Python-Testwerkzeuge

Tests mit C

  • gleiche Sprache für Tests und Code
  • Tests auf echter Hardware

Kapitel 1

Abnahmetest
Systemtest
Integrationstest
Komponententest

Beispiel 1: Funktionsaufruf

In [3]:
!cat add.h
int add(int a, int b);
In [4]:
!cat add.c
#include "add.h"

int add(int a, int b)
{
	return a + b;
}
In [52]:
class AddTest(unittest.TestCase):
    def test_addition(self):
        module = load('add')
        self.assertEqual(module.add(1, 2), 1 + 2)

run(AddTest)
test_addition (__main__.AddTest) ... ok

----------------------------------------------------------------------
Ran 1 test in 0.128s

OK
In [7]:
def load(filename):
    # load source code
    source = open(filename + '.c').read()
    includes = open(filename + '.h').read()
    
    # pass source code to CFFI
    ffibuilder = cffi.FFI()
    ffibuilder.cdef(includes)
    ffibuilder.set_source(filename + '_', source)
    ffibuilder.compile()
    
    # import and return resulting module
    module = importlib.import_module(filename + '_')
    return module.lib   

Beispiel 2: interner Zustand

In [8]:
!cat sum.h
int sum(int a);
In [9]:
!cat sum.c
#include "sum.h"

static int _sum = 0;

int sum(int a)
{
	_sum += a;
	return _sum;
}
In [11]:
class SumTest(unittest.TestCase):
    def setUp(self):
        self.module = load('sum')
        
    def test_zero(self):
        self.assertEqual(self.module.sum(0), 0)

    def test_one(self):
        self.assertEqual(self.module.sum(1), 1)

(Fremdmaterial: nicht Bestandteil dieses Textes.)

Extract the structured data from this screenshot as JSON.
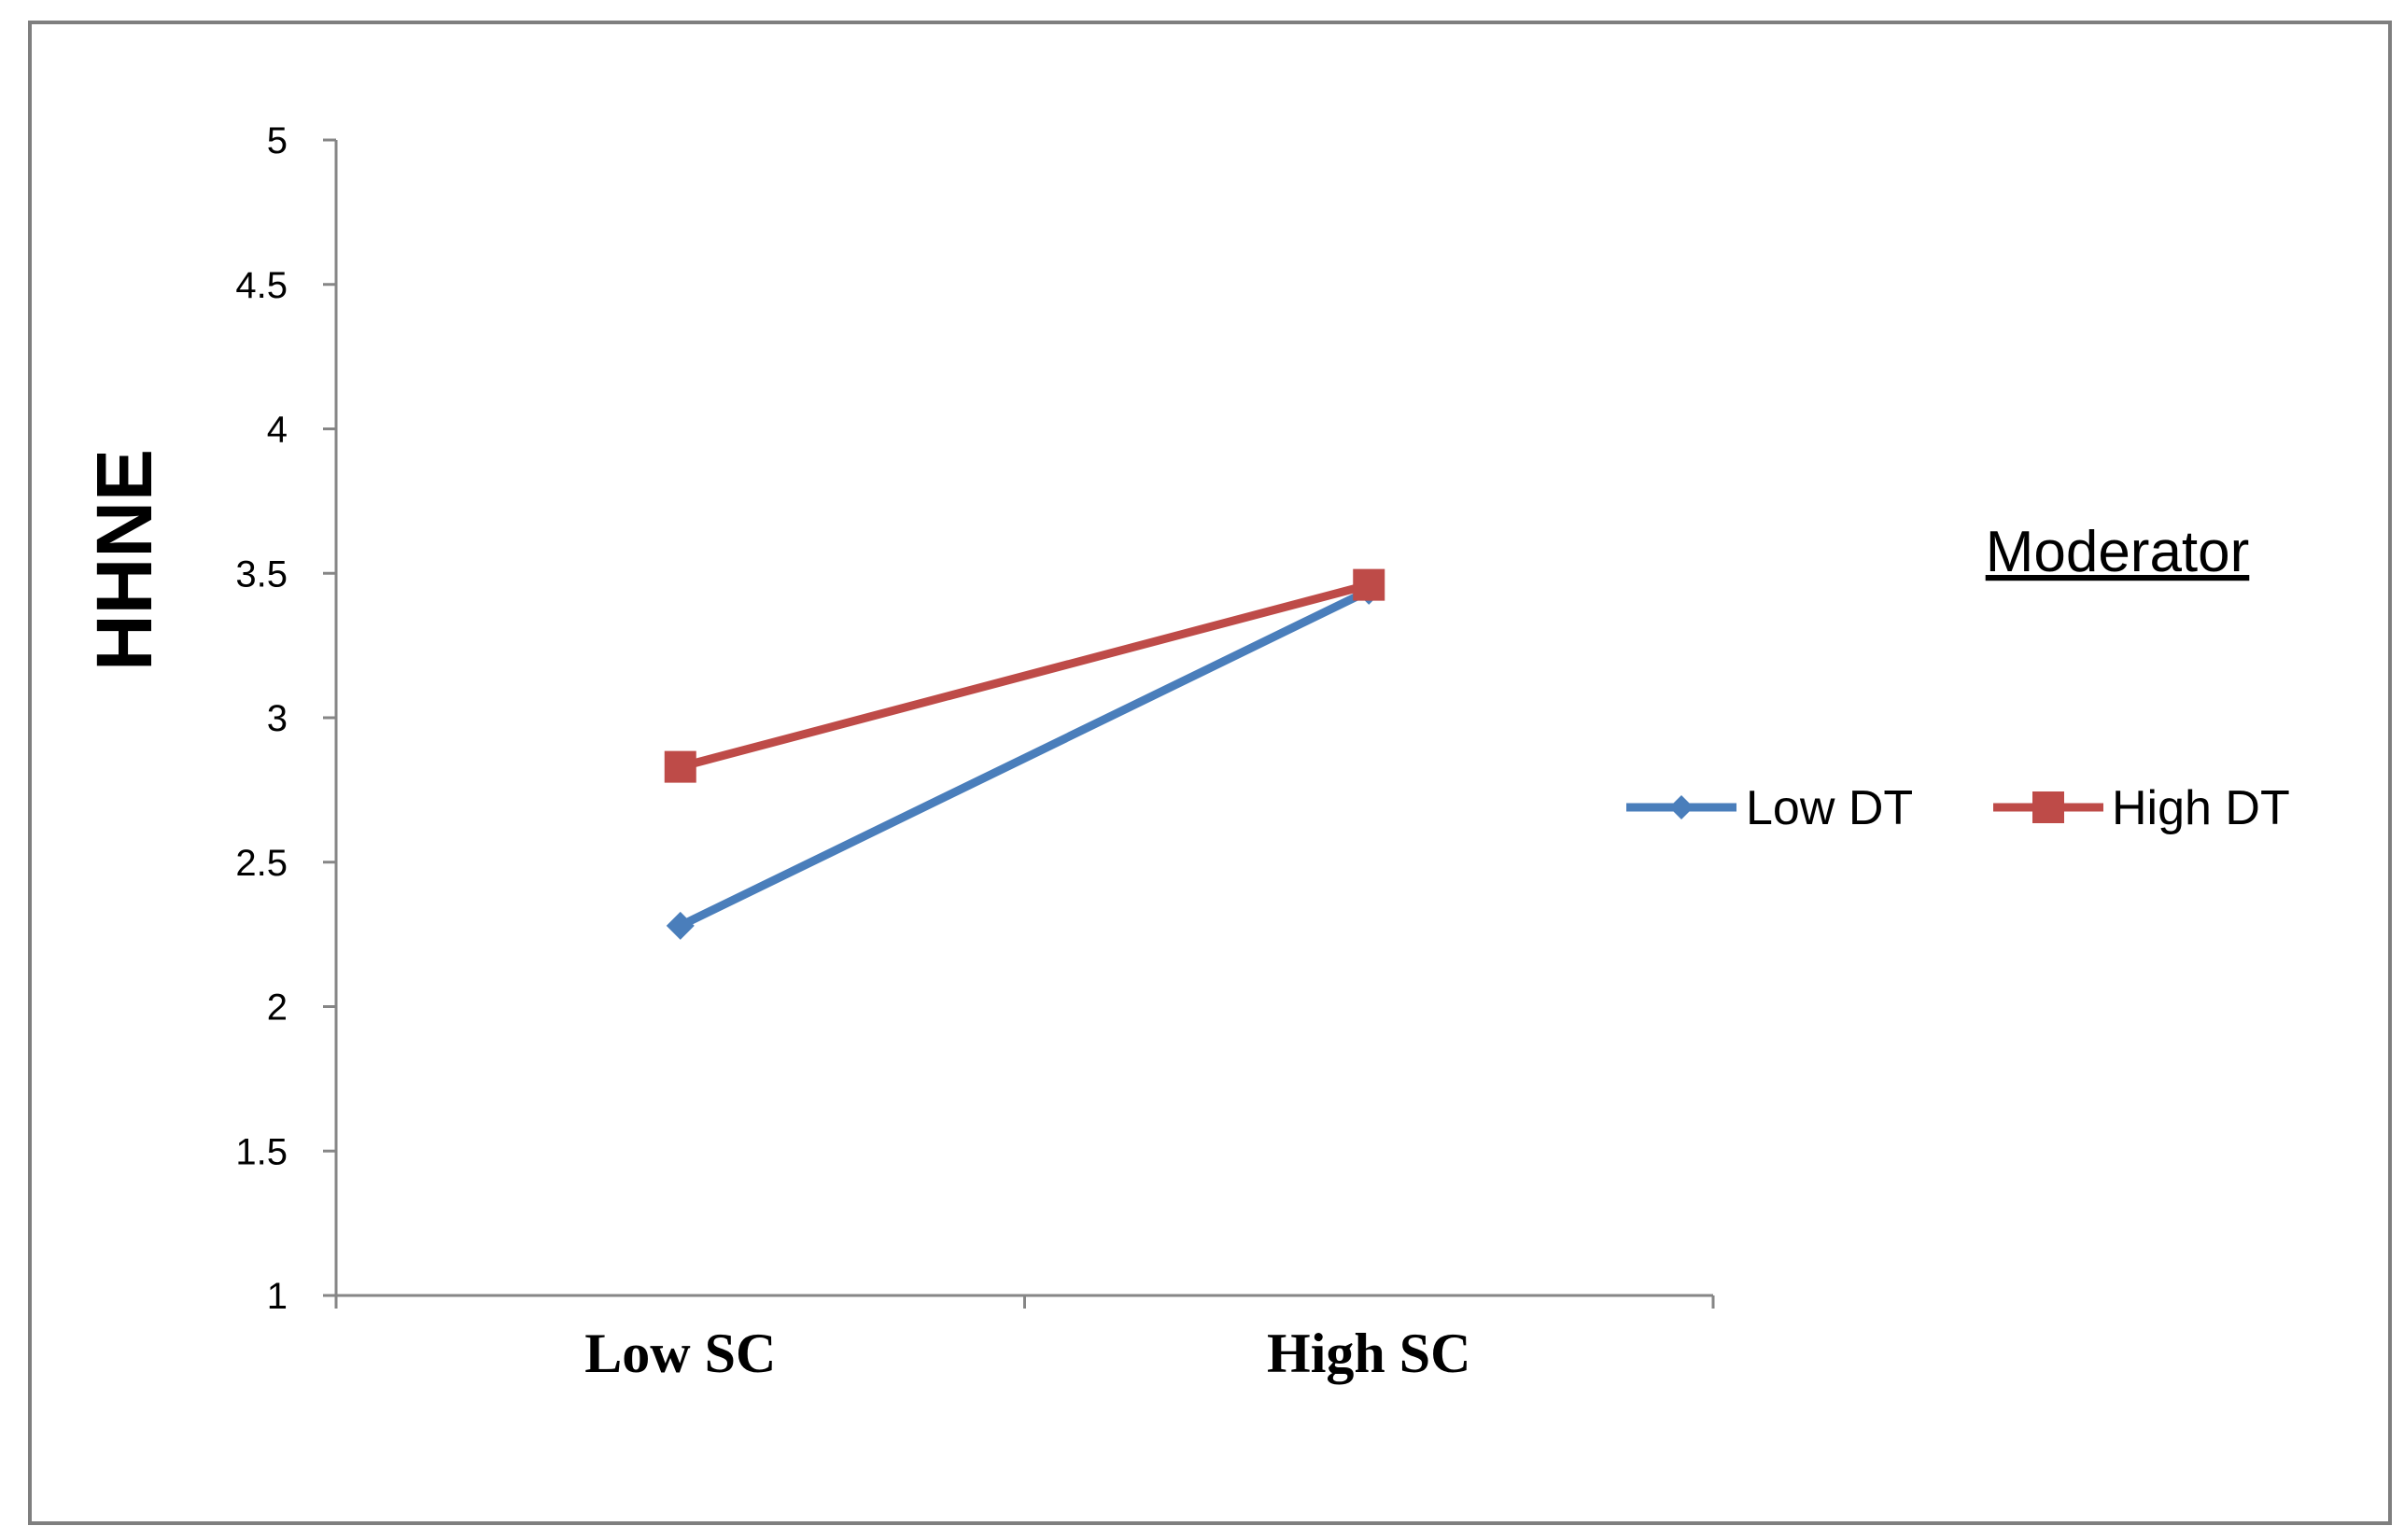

    def test_multiple(self):
        self.assertEqual(self.module.sum(2), 2)
        self.assertEqual(self.module.sum(4), 2 + 4)

run(SumTest)
test_multiple (__main__.SumTest) ... ok
test_one (__main__.SumTest) ... ok
test_zero (__main__.SumTest) ... ok

----------------------------------------------------------------------
Ran 3 tests in 0.320s

OK
In [12]:
def load(filename):
    source = open(filename + '.c').read()
    includes = open(filename + '.h').read()
    
    ffibuilder = cffi.FFI()
    ffibuilder.cdef(includes)
    ffibuilder.set_source(filename + '_', source)
    ffibuilder.compile()
    
    module = importlib.import_module(filename + '_')
    return module.lib
In [13]:
def load(filename):
    # generate random name
    name = filename + '_' + uuid.uuid4().hex
    
    source = open(filename + '.c').read()
    includes = open(filename + '.h').read()

    ffibuilder = cffi.FFI()
    ffibuilder.cdef(includes)
    ffibuilder.set_source(name, source)
    ffibuilder.compile()
    
    module = importlib.import_module(name)
    return module.lib

Beispiel 3: Präprozessor

In [14]:
!cat types.h
typedef struct {
	float real;
	float imaginary;
} complex;
In [15]:
!cat complex.h
#include "types.h"

complex add(complex a, complex b);
In [16]:
!cat complex.c
#include "complex.h"

complex add(complex a, complex b)
{
	a.real += b.real;
	a.imaginary += b.imaginary;
	return a;
}
In [53]:
class ComplexTest(unittest.TestCase):
    def setUp(self):
        self.module = load('complex')
        
    def test_addition(self):
        result = self.module.add([0, 1], [2, 3])
        self.assertAlmostEqual(result.real, 2)
        self.assertAlmostEqual(result.imaginary, 4)

run(ComplexTest)
test_addition (__main__.ComplexTest) ... ok

----------------------------------------------------------------------
Ran 1 test in 0.145s

OK
In [19]:
def load(filename):
    name = filename + '_' + uuid.uuid4().hex
    
    source = open(filename + '.c').read()
    includes = open(filename + '.h').read()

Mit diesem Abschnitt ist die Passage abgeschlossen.